It is not difficult to apply laws on child marriage

Poverty, parental and community pressure and outmoded traditional practices the survey said are contributory factors impeding the fight against child marriage.


The claims in the survey report is not new. It is a phenomenon as a nation we have been grappling with for years, and series of laws enacted to stop child marriage are not enforced.

What is perhaps shocking in the report is the fact that child marriage is becoming a national issue.

It used to be an occurrence in the Upper East, Upper West and the Northern Regions. But according to the report, child marriage in the Western, Brong-Ahafo, and Central regions as well as parts of the Eastern Region are assuming alarming proportions.

Poverty cannot be eliminated. At best, it can be reduced. We must not allow parents to force the girl child, who is supposed to be in school like the boy child, into marriage.


If parents cannot afford school fees and learning materials, the state must intervene. I, like many others, hold the view that education in basic schools must be free and compulsory.

Families with educated women as the head manage resources well, and  educated girls are more likely to use contraceptives and seek antenatal care.

Communal pressure that often coerces parents to give the girl child into marriage could be reduced if the child is sent to school and encouraged to be equals with the boy child.

The first family have at separate events voiced rejection for child marriage.

First Lady Lordina Mahama last month called for help to deal with child marriage, signalling that the phenomenon maybe out of control.

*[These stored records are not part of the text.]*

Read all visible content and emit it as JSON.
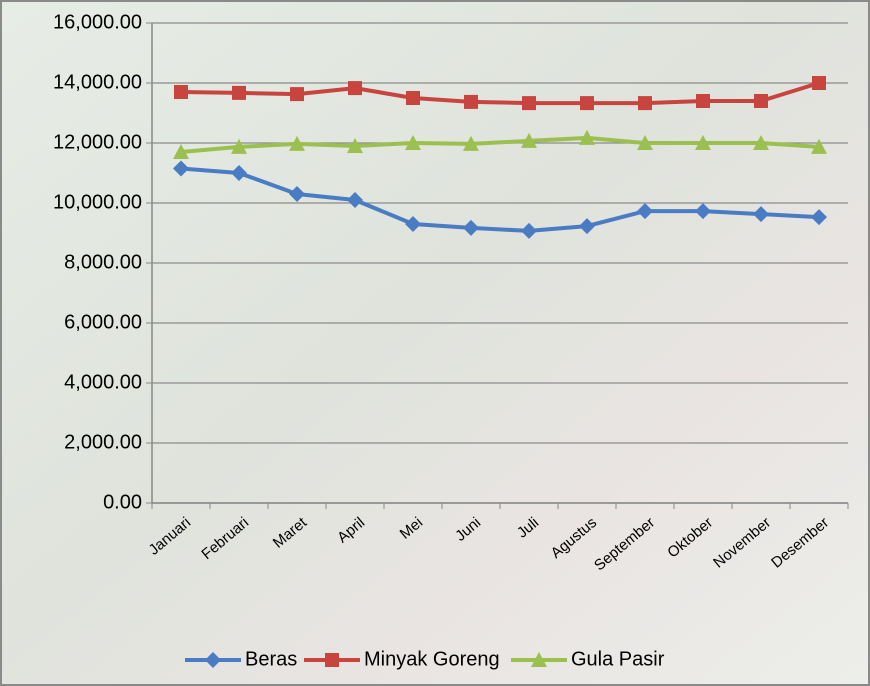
{
  "chart_data": {
    "type": "line",
    "categories": [
      "Januari",
      "Februari",
      "Maret",
      "April",
      "Mei",
      "Juni",
      "Juli",
      "Agustus",
      "September",
      "Oktober",
      "November",
      "Desember"
    ],
    "series": [
      {
        "name": "Beras",
        "color": "#4a7cc4",
        "marker": "diamond",
        "values": [
          11150,
          11000,
          10300,
          10100,
          9300,
          9170,
          9070,
          9230,
          9730,
          9730,
          9630,
          9530
        ]
      },
      {
        "name": "Minyak Goreng",
        "color": "#c8453f",
        "marker": "square",
        "values": [
          13700,
          13670,
          13630,
          13830,
          13500,
          13370,
          13330,
          13330,
          13330,
          13400,
          13400,
          14000
        ]
      },
      {
        "name": "Gula Pasir",
        "color": "#9bc04f",
        "marker": "triangle",
        "values": [
          11700,
          11870,
          11970,
          11900,
          12000,
          11970,
          12070,
          12170,
          12000,
          12000,
          12000,
          11870
        ]
      }
    ],
    "ylim": [
      0,
      16000
    ],
    "yticks": [
      {
        "value": 0,
        "label": "0.00"
      },
      {
        "value": 2000,
        "label": "2,000.00"
      },
      {
        "value": 4000,
        "label": "4,000.00"
      },
      {
        "value": 6000,
        "label": "6,000.00"
      },
      {
        "value": 8000,
        "label": "8,000.00"
      },
      {
        "value": 10000,
        "label": "10,000.00"
      },
      {
        "value": 12000,
        "label": "12,000.00"
      },
      {
        "value": 14000,
        "label": "14,000.00"
      },
      {
        "value": 16000,
        "label": "16,000.00"
      }
    ],
    "grid": true,
    "legend": "bottom"
  }
}
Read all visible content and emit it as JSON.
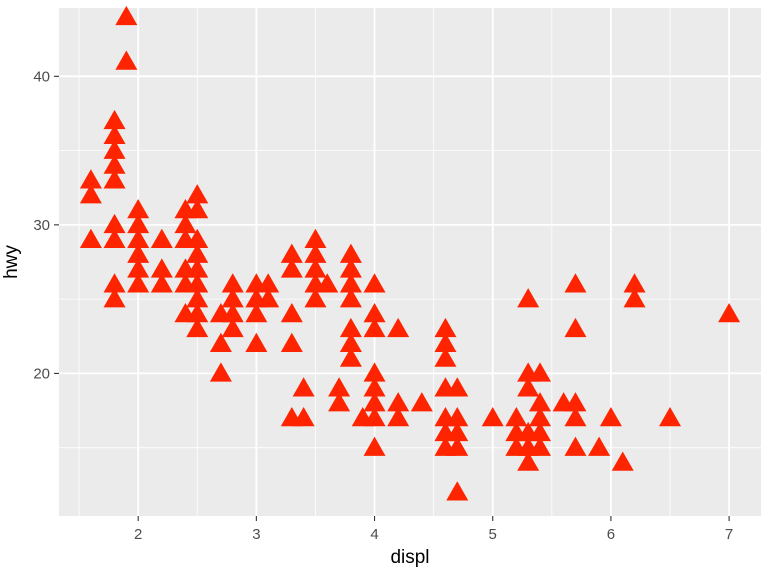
{
  "chart_data": {
    "type": "scatter",
    "xlabel": "displ",
    "ylabel": "hwy",
    "xlim": [
      1.33,
      7.27
    ],
    "ylim": [
      10.4,
      44.6
    ],
    "x_ticks": [
      2,
      3,
      4,
      5,
      6,
      7
    ],
    "y_ticks": [
      20,
      30,
      40
    ],
    "x_tick_labels": [
      "2",
      "3",
      "4",
      "5",
      "6",
      "7"
    ],
    "y_tick_labels": [
      "20",
      "30",
      "40"
    ],
    "grid": true,
    "marker": "triangle",
    "colors": {
      "panel": "#ebebeb",
      "grid": "#ffffff",
      "point": "#ff2400",
      "tick": "#333333"
    },
    "points": [
      [
        1.6,
        33
      ],
      [
        1.6,
        32
      ],
      [
        1.6,
        29
      ],
      [
        1.8,
        37
      ],
      [
        1.8,
        36
      ],
      [
        1.8,
        35
      ],
      [
        1.8,
        34
      ],
      [
        1.8,
        33
      ],
      [
        1.8,
        30
      ],
      [
        1.8,
        29
      ],
      [
        1.8,
        26
      ],
      [
        1.8,
        25
      ],
      [
        1.9,
        44
      ],
      [
        1.9,
        41
      ],
      [
        2.0,
        31
      ],
      [
        2.0,
        30
      ],
      [
        2.0,
        29
      ],
      [
        2.0,
        28
      ],
      [
        2.0,
        27
      ],
      [
        2.0,
        26
      ],
      [
        2.2,
        29
      ],
      [
        2.2,
        27
      ],
      [
        2.2,
        26
      ],
      [
        2.4,
        31
      ],
      [
        2.4,
        30
      ],
      [
        2.4,
        29
      ],
      [
        2.4,
        27
      ],
      [
        2.4,
        26
      ],
      [
        2.4,
        24
      ],
      [
        2.5,
        32
      ],
      [
        2.5,
        31
      ],
      [
        2.5,
        29
      ],
      [
        2.5,
        28
      ],
      [
        2.5,
        27
      ],
      [
        2.5,
        26
      ],
      [
        2.5,
        25
      ],
      [
        2.5,
        24
      ],
      [
        2.5,
        23
      ],
      [
        2.7,
        24
      ],
      [
        2.7,
        22
      ],
      [
        2.7,
        20
      ],
      [
        2.8,
        26
      ],
      [
        2.8,
        25
      ],
      [
        2.8,
        24
      ],
      [
        2.8,
        23
      ],
      [
        3.0,
        26
      ],
      [
        3.0,
        25
      ],
      [
        3.0,
        24
      ],
      [
        3.0,
        22
      ],
      [
        3.1,
        26
      ],
      [
        3.1,
        25
      ],
      [
        3.3,
        28
      ],
      [
        3.3,
        27
      ],
      [
        3.3,
        24
      ],
      [
        3.3,
        22
      ],
      [
        3.3,
        17
      ],
      [
        3.4,
        19
      ],
      [
        3.4,
        17
      ],
      [
        3.5,
        29
      ],
      [
        3.5,
        28
      ],
      [
        3.5,
        27
      ],
      [
        3.5,
        26
      ],
      [
        3.5,
        25
      ],
      [
        3.6,
        26
      ],
      [
        3.7,
        19
      ],
      [
        3.7,
        18
      ],
      [
        3.8,
        28
      ],
      [
        3.8,
        27
      ],
      [
        3.8,
        26
      ],
      [
        3.8,
        25
      ],
      [
        3.8,
        23
      ],
      [
        3.8,
        22
      ],
      [
        3.8,
        21
      ],
      [
        3.9,
        17
      ],
      [
        4.0,
        26
      ],
      [
        4.0,
        24
      ],
      [
        4.0,
        23
      ],
      [
        4.0,
        20
      ],
      [
        4.0,
        19
      ],
      [
        4.0,
        18
      ],
      [
        4.0,
        17
      ],
      [
        4.0,
        15
      ],
      [
        4.2,
        23
      ],
      [
        4.2,
        18
      ],
      [
        4.2,
        17
      ],
      [
        4.4,
        18
      ],
      [
        4.6,
        23
      ],
      [
        4.6,
        22
      ],
      [
        4.6,
        21
      ],
      [
        4.6,
        19
      ],
      [
        4.6,
        17
      ],
      [
        4.6,
        16
      ],
      [
        4.6,
        15
      ],
      [
        4.7,
        19
      ],
      [
        4.7,
        17
      ],
      [
        4.7,
        16
      ],
      [
        4.7,
        15
      ],
      [
        4.7,
        12
      ],
      [
        5.0,
        17
      ],
      [
        5.2,
        17
      ],
      [
        5.2,
        16
      ],
      [
        5.2,
        15
      ],
      [
        5.3,
        25
      ],
      [
        5.3,
        20
      ],
      [
        5.3,
        19
      ],
      [
        5.3,
        16
      ],
      [
        5.3,
        15
      ],
      [
        5.3,
        14
      ],
      [
        5.4,
        20
      ],
      [
        5.4,
        18
      ],
      [
        5.4,
        17
      ],
      [
        5.4,
        16
      ],
      [
        5.4,
        15
      ],
      [
        5.6,
        18
      ],
      [
        5.7,
        26
      ],
      [
        5.7,
        23
      ],
      [
        5.7,
        18
      ],
      [
        5.7,
        17
      ],
      [
        5.7,
        15
      ],
      [
        5.9,
        15
      ],
      [
        6.0,
        17
      ],
      [
        6.1,
        14
      ],
      [
        6.2,
        26
      ],
      [
        6.2,
        25
      ],
      [
        6.5,
        17
      ],
      [
        7.0,
        24
      ]
    ]
  }
}
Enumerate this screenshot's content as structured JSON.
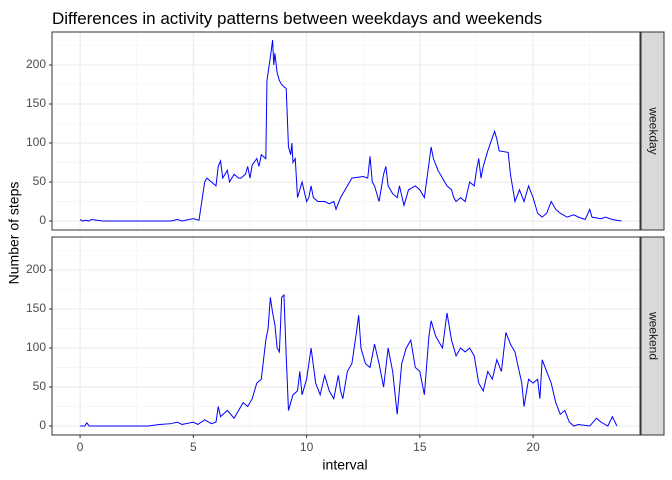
{
  "chart_data": {
    "type": "line",
    "title": "Differences in activity patterns between weekdays and weekends",
    "xlabel": "interval",
    "ylabel": "Number of steps",
    "xlim": [
      -1.24,
      24.72
    ],
    "ylim": [
      -11.5,
      242.3
    ],
    "xticks": [
      0,
      5,
      10,
      15,
      20
    ],
    "yticks": [
      0,
      50,
      100,
      150,
      200
    ],
    "x_minor_ticks": [
      2.5,
      7.5,
      12.5,
      17.5,
      22.5
    ],
    "y_minor_ticks": [
      25,
      75,
      125,
      175,
      225
    ],
    "grid": true,
    "series": [
      {
        "name": "weekday",
        "color": "#0000ff",
        "x": [
          0,
          0.1,
          0.25,
          0.4,
          0.5,
          1,
          2,
          3,
          4,
          4.3,
          4.5,
          5,
          5.25,
          5.5,
          5.6,
          5.8,
          6,
          6.1,
          6.2,
          6.3,
          6.5,
          6.6,
          6.8,
          7,
          7.1,
          7.3,
          7.4,
          7.5,
          7.6,
          7.8,
          7.9,
          8,
          8.2,
          8.25,
          8.4,
          8.5,
          8.55,
          8.6,
          8.7,
          8.8,
          8.9,
          9,
          9.1,
          9.2,
          9.3,
          9.35,
          9.4,
          9.5,
          9.6,
          9.8,
          10,
          10.1,
          10.2,
          10.3,
          10.5,
          10.8,
          11,
          11.2,
          11.3,
          11.5,
          11.8,
          12,
          12.5,
          12.7,
          12.8,
          12.9,
          13,
          13.2,
          13.4,
          13.5,
          13.6,
          13.8,
          14,
          14.1,
          14.3,
          14.5,
          14.8,
          15,
          15.2,
          15.5,
          15.6,
          15.8,
          16,
          16.2,
          16.4,
          16.5,
          16.6,
          16.8,
          17,
          17.2,
          17.4,
          17.5,
          17.6,
          17.7,
          17.8,
          18,
          18.3,
          18.4,
          18.5,
          18.9,
          19,
          19.2,
          19.4,
          19.6,
          19.8,
          20,
          20.2,
          20.4,
          20.6,
          20.8,
          21,
          21.2,
          21.5,
          21.8,
          22,
          22.3,
          22.5,
          22.6,
          23,
          23.2,
          23.5,
          23.9
        ],
        "values": [
          2,
          0,
          1,
          0,
          2,
          0,
          0,
          0,
          0,
          2,
          0,
          3,
          1,
          50,
          55,
          50,
          45,
          70,
          77,
          55,
          65,
          50,
          60,
          55,
          55,
          60,
          70,
          55,
          72,
          80,
          70,
          85,
          80,
          180,
          210,
          232,
          200,
          215,
          190,
          180,
          175,
          172,
          170,
          95,
          85,
          100,
          75,
          80,
          30,
          50,
          25,
          30,
          45,
          30,
          25,
          25,
          22,
          25,
          15,
          30,
          45,
          55,
          57,
          55,
          83,
          50,
          45,
          25,
          60,
          70,
          45,
          35,
          30,
          45,
          20,
          40,
          45,
          40,
          30,
          95,
          80,
          65,
          55,
          45,
          40,
          30,
          25,
          30,
          25,
          50,
          45,
          65,
          80,
          55,
          70,
          90,
          115,
          105,
          90,
          88,
          60,
          25,
          40,
          25,
          45,
          30,
          10,
          5,
          10,
          25,
          15,
          10,
          5,
          8,
          5,
          2,
          15,
          5,
          3,
          5,
          2,
          0
        ]
      },
      {
        "name": "weekend",
        "color": "#0000ff",
        "x": [
          0,
          0.2,
          0.3,
          0.4,
          1,
          2,
          3,
          3.5,
          4,
          4.3,
          4.5,
          5,
          5.2,
          5.5,
          5.8,
          6,
          6.1,
          6.2,
          6.5,
          6.8,
          7,
          7.2,
          7.4,
          7.6,
          7.8,
          8,
          8.2,
          8.3,
          8.4,
          8.5,
          8.6,
          8.7,
          8.8,
          8.9,
          9,
          9.1,
          9.2,
          9.4,
          9.6,
          9.7,
          9.8,
          10,
          10.2,
          10.4,
          10.6,
          10.8,
          11,
          11.2,
          11.4,
          11.5,
          11.6,
          11.8,
          12,
          12.2,
          12.3,
          12.4,
          12.6,
          12.8,
          13,
          13.2,
          13.4,
          13.6,
          13.8,
          14,
          14.2,
          14.4,
          14.6,
          14.8,
          15,
          15.2,
          15.4,
          15.5,
          15.7,
          16,
          16.2,
          16.4,
          16.6,
          16.8,
          17,
          17.2,
          17.4,
          17.6,
          17.8,
          18,
          18.2,
          18.4,
          18.6,
          18.8,
          19,
          19.2,
          19.5,
          19.6,
          19.8,
          20,
          20.2,
          20.3,
          20.4,
          20.6,
          20.8,
          21,
          21.2,
          21.4,
          21.6,
          21.8,
          22,
          22.5,
          22.8,
          23,
          23.3,
          23.5,
          23.7
        ],
        "values": [
          0,
          0,
          4,
          0,
          0,
          0,
          0,
          2,
          3,
          5,
          2,
          5,
          2,
          8,
          3,
          5,
          25,
          12,
          20,
          10,
          20,
          30,
          25,
          35,
          55,
          60,
          110,
          125,
          165,
          145,
          130,
          100,
          95,
          165,
          168,
          90,
          20,
          40,
          45,
          70,
          40,
          60,
          100,
          55,
          40,
          65,
          45,
          35,
          65,
          45,
          35,
          70,
          80,
          120,
          142,
          100,
          80,
          75,
          105,
          80,
          50,
          100,
          70,
          15,
          80,
          100,
          110,
          75,
          70,
          40,
          115,
          135,
          115,
          100,
          145,
          110,
          90,
          100,
          95,
          100,
          90,
          55,
          45,
          70,
          60,
          85,
          70,
          120,
          105,
          95,
          55,
          25,
          60,
          55,
          60,
          35,
          85,
          70,
          55,
          30,
          15,
          20,
          5,
          0,
          2,
          0,
          10,
          5,
          0,
          12,
          0
        ]
      }
    ]
  }
}
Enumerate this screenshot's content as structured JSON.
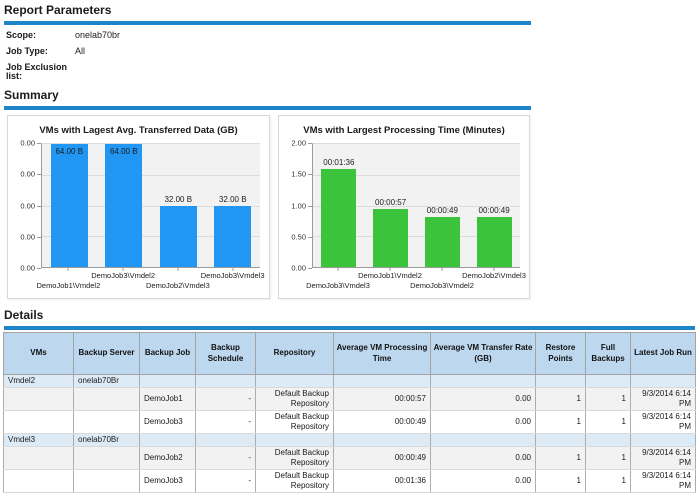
{
  "colors": {
    "divider_blue": "#1E86C8",
    "bar_blue": "#2196F3",
    "bar_green": "#3CC33C",
    "table_header_bg": "#BDD7EE",
    "group_row_bg": "#DDEBF7",
    "alt_row_bg": "#F2F2F2"
  },
  "report_parameters": {
    "heading": "Report Parameters",
    "params": [
      {
        "label": "Scope:",
        "value": "onelab70br"
      },
      {
        "label": "Job Type:",
        "value": "All"
      },
      {
        "label": "Job Exclusion list:",
        "value": ""
      }
    ]
  },
  "summary": {
    "heading": "Summary"
  },
  "chart_data": [
    {
      "type": "bar",
      "title": "VMs with Lagest Avg. Transferred Data (GB)",
      "categories": [
        "DemoJob1\\Vmdel2",
        "DemoJob3\\Vmdel2",
        "DemoJob2\\Vmdel3",
        "DemoJob3\\Vmdel3"
      ],
      "values": [
        64,
        64,
        32,
        32
      ],
      "values_unit": "bytes",
      "bar_labels": [
        "64.00 B",
        "64.00 B",
        "32.00 B",
        "32.00 B"
      ],
      "ylim": [
        0,
        64
      ],
      "y_tick_labels": [
        "0.00",
        "0.00",
        "0.00",
        "0.00",
        "0.00"
      ],
      "bar_color": "#2196F3",
      "grid": true,
      "legend": false
    },
    {
      "type": "bar",
      "title": "VMs with Largest Processing Time (Minutes)",
      "categories": [
        "DemoJob3\\Vmdel3",
        "DemoJob1\\Vmdel2",
        "DemoJob3\\Vmdel2",
        "DemoJob2\\Vmdel3"
      ],
      "values": [
        1.6,
        0.95,
        0.82,
        0.82
      ],
      "values_unit": "minutes",
      "bar_labels": [
        "00:01:36",
        "00:00:57",
        "00:00:49",
        "00:00:49"
      ],
      "ylim": [
        0,
        2
      ],
      "y_tick_labels": [
        "2.00",
        "1.50",
        "1.00",
        "0.50",
        "0.00"
      ],
      "bar_color": "#3CC33C",
      "grid": true,
      "legend": false
    }
  ],
  "details": {
    "heading": "Details",
    "columns": [
      "VMs",
      "Backup Server",
      "Backup Job",
      "Backup Schedule",
      "Repository",
      "Average VM Processing Time",
      "Average VM Transfer Rate (GB)",
      "Restore Points",
      "Full Backups",
      "Latest Job Run"
    ],
    "rows": [
      {
        "type": "group",
        "cells": [
          "Vmdel2",
          "onelab70Br",
          "",
          "",
          "",
          "",
          "",
          "",
          "",
          ""
        ]
      },
      {
        "type": "data",
        "cells": [
          "",
          "",
          "DemoJob1",
          "-",
          "Default Backup Repository",
          "00:00:57",
          "0.00",
          "1",
          "1",
          "9/3/2014 6:14 PM"
        ]
      },
      {
        "type": "data",
        "cells": [
          "",
          "",
          "DemoJob3",
          "-",
          "Default Backup Repository",
          "00:00:49",
          "0.00",
          "1",
          "1",
          "9/3/2014 6:14 PM"
        ]
      },
      {
        "type": "group",
        "cells": [
          "Vmdel3",
          "onelab70Br",
          "",
          "",
          "",
          "",
          "",
          "",
          "",
          ""
        ]
      },
      {
        "type": "data",
        "cells": [
          "",
          "",
          "DemoJob2",
          "-",
          "Default Backup Repository",
          "00:00:49",
          "0.00",
          "1",
          "1",
          "9/3/2014 6:14 PM"
        ]
      },
      {
        "type": "data",
        "cells": [
          "",
          "",
          "DemoJob3",
          "-",
          "Default Backup Repository",
          "00:01:36",
          "0.00",
          "1",
          "1",
          "9/3/2014 6:14 PM"
        ]
      }
    ]
  }
}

"The future of our children is very important and we must ensure that girls are allowed to go to school instead of being married off at tender ages,” she said on a tour of the Brong Ahafo, one of the regions child marriage is growing.

"We hold it a duty as parents to support our children to climb the academic ladder and become responsible members in society before giving them away in marriage,” she added.

President John Mahama in a similar comment at the 7th Africa Conference on Sexual and Health and Rights in Accra said: "There's a culture of silence among relatives often when a child is withdrawn from school or a child is married off into a forced marriage. And we need to establish systems that alert the authorities.”

But until we apply the laws governing child marriage to the latter irrespective of whose ox is gored, child marriage will become endemic.

Political parties must tell voters ways they intend to deal with child marriage. It must feature on presidential debates.


Child rights activists must keep pushing for total elimination of child marriage.

But our efforts to eliminate child marriage may come to not if we do not elect more women to parliament.